Je crois que c’est à ce moment que j’arrêtai de la regarder « comme ça ». Je n’avais aucune envie de la faire souffrir et j’eus soudain peur d’être allé trop loin.

– Maude, t’es sûre que ça va ?

Sa respiration semblait ralentir.

– Ouais, ça va, souffla-t-elle, en retrouvant petit à petit le contrôle d’elle-même.

– Eh bien ! Tu m’as fait peur, là. Qu’est-ce que t’avais ? T’avais mal quelque part ?

– Non, c’était plutôt… Je sais pas… J’ai jamais eu ça avant. J’étais…

Elle baissa les yeux, visiblement gênée. J’aurais bien aimé qu’elle termine sa phrase, mais elle s’écria soudain : « Eh merde ! » en se levant d’un bond.

– Quoi ? Qu’est-ce qu’il y a ?

– Rien ! répondit-elle agacée, en ramassant ses affaires avec précipitation.

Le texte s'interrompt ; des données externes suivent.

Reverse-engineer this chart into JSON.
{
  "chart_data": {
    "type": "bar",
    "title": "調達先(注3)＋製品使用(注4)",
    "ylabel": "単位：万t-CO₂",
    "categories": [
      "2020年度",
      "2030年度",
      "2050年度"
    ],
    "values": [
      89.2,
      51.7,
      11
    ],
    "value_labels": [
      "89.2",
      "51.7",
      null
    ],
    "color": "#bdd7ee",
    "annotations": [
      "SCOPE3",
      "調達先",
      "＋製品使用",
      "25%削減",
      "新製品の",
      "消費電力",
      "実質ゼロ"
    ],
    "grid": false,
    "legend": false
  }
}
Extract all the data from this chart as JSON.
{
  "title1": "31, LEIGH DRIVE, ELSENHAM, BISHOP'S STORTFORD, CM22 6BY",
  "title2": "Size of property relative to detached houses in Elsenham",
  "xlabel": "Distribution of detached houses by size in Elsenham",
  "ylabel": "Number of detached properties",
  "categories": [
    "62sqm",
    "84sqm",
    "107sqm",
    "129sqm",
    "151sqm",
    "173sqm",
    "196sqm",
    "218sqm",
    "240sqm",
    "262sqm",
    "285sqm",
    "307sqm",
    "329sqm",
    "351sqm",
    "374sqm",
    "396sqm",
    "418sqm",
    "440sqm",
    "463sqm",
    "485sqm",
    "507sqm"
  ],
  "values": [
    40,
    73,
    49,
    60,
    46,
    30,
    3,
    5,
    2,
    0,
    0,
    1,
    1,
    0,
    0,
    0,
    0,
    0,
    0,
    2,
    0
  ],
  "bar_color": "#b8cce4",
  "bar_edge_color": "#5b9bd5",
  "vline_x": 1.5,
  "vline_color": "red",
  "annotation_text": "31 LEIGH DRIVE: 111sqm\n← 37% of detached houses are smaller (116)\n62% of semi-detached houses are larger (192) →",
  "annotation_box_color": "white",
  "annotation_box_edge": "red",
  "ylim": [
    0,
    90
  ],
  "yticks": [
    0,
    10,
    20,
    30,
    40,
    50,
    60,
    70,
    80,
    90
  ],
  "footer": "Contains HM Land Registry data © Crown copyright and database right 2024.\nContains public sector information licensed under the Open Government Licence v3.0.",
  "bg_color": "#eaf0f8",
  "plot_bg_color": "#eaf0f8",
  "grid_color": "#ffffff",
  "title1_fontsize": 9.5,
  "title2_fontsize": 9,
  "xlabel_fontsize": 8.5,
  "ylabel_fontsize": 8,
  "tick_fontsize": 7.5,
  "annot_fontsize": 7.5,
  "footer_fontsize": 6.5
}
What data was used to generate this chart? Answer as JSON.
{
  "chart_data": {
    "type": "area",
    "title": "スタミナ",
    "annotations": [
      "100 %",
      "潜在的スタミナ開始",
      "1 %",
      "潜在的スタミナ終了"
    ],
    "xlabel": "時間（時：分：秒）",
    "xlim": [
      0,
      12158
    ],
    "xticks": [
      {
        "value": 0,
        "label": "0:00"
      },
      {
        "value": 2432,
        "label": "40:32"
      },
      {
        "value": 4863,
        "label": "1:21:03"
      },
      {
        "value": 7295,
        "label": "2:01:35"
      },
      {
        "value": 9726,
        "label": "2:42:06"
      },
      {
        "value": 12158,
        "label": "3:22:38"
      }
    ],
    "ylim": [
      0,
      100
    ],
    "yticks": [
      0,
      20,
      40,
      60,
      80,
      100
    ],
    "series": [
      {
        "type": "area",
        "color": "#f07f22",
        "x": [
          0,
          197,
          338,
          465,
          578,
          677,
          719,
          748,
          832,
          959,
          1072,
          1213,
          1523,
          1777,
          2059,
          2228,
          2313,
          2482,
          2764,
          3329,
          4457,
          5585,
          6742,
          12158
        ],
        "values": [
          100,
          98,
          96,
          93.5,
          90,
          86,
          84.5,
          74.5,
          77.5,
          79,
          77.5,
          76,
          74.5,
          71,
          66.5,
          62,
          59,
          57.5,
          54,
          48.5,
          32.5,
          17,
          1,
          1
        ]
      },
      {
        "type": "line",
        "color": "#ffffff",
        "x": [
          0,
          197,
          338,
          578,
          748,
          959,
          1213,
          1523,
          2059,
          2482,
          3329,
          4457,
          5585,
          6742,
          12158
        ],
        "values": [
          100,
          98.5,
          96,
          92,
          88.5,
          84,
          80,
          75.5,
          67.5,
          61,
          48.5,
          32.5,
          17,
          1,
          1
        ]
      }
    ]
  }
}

Il faut que je passe aux chiottes.

En disant cela, elle jeta involontairement un œil à son jean au niveau de l’entrejambe.

– C’est tes règles ? hasardai-je, perturbé.

Elle me lança alors un regard noir.

– Non, c’est pas mes règles !

Et elle me planta là en traversant la cour.

J’étais moi aussi sous le choc, je dois dire. En fait, je ne savais pas vraiment ce qu’il était censé se passer, au-delà d’un certain seuil. D’un côté, mon expérience avait, semble-t-il, fonctionné. Maude n’avait pas dit explicitement qu’elle était « excitée », mais enfin, certains signes en témoignaient sur la base de mes connaissances limitées de l’époque. D’un autre côté, cet épisode me laissa un goût amer avec une certaine forme de culpabilité. Il s’écoula d’ailleurs plusieurs semaines avant que l’idée d’utiliser le « flux » me traverse à nouveau l’esprit.

J’étais allé trouver Maude après le premier cours de l’après-midi, où nous n’étions pas assis l’un à côté de l’autre. Apparemment tout était rentré dans l’ordre et j’en fus soulagé. Mais cet épisode semblait avoir altéré notre complicité et nous sommes rarement retournés nous installer le midi derrière les arbres.

Nous nous sommes perdus de vue après le Bac, mais il m’arrive encore de me demander ce qu’est devenue Maude. Me dirait-elle ce qu’elle avait ressenti ce jour-là, si nous en discutions aujourd’hui ? Je ne le saurai probablement jamais.